The aurora changes in brightness, shape, color, dynamics, and location in response to changes in the state of the magnetosphere. This variability is dramatically exemplified by the auroral substorm, which begins when the explosive release of the energy stored in the magnetotail during the substorm growth phase causes an abrupt brightening of the most equatorward discrete arc in the midnight sector of the auroral oval (top panel) and the disruption of the quiet-time nightside arc system (the "auroral break-up"). As more energy is released during the substorm expansion phase, in a series of pulse-like intensifications, the emissions in the midnight and pre-midnight sectors become very bright (a few hundred kilorayleighs) and form a luminous bulge that expands into the polar cap (bottom panel). This "auroral bulge" is made up of a variety of highly dynamic forms--arc fragments, spirals, curls, pulsating patches, etc. At the end of the expansion phase, the aurora begins to dim and becomes less active; the nightside portion of the oval thins and returns to its quiet-time configuration and location.

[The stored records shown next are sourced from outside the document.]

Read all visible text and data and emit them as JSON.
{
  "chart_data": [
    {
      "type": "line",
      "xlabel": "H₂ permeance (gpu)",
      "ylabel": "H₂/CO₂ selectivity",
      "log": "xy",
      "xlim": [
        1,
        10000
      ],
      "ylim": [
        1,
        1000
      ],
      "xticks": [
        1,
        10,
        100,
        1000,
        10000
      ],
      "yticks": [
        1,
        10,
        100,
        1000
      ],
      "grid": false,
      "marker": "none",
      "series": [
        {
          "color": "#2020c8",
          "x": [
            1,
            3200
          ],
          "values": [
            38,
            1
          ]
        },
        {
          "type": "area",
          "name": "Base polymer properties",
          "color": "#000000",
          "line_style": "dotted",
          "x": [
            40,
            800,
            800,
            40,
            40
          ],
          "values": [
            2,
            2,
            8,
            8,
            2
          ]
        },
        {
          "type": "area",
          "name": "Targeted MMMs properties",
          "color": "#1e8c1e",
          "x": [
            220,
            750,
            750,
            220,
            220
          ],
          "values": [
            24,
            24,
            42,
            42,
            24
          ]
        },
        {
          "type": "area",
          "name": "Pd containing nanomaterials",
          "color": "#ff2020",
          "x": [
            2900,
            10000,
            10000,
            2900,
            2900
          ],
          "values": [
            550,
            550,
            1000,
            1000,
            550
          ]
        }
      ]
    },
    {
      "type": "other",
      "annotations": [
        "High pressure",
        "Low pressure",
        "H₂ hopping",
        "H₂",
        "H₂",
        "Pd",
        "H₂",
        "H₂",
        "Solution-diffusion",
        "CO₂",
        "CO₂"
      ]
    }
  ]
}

The aurora's electromagnetic emissions register the dynamic response of the magnetosphere to the transfer of energy, mass, and momentum from the solar wind. However, interpreting the information that these emissions provide requires a knowledge of the mapping of specific precipitation regions to particular magnetospheric plasma domains as well as an understanding of the processes involved in the acceleration and precipitation of the auroral particles. Both of these issues, which are central to the discipline of auroral physics, present researchers with a number of unresolved questions and uncertainties and thus remain the subject of ongoing research.
The images above show the development of an auroral substorm over
northern Canada, Scandinavia, and northern Russia. They were acquired
with the Far-Ultraviolet Wideband Imaging Camera (WIC) on the IMAGE
spacecraft and show auroral emissions produced by energetic electrons
striking the molecular nitrogen in the upper atmosphere.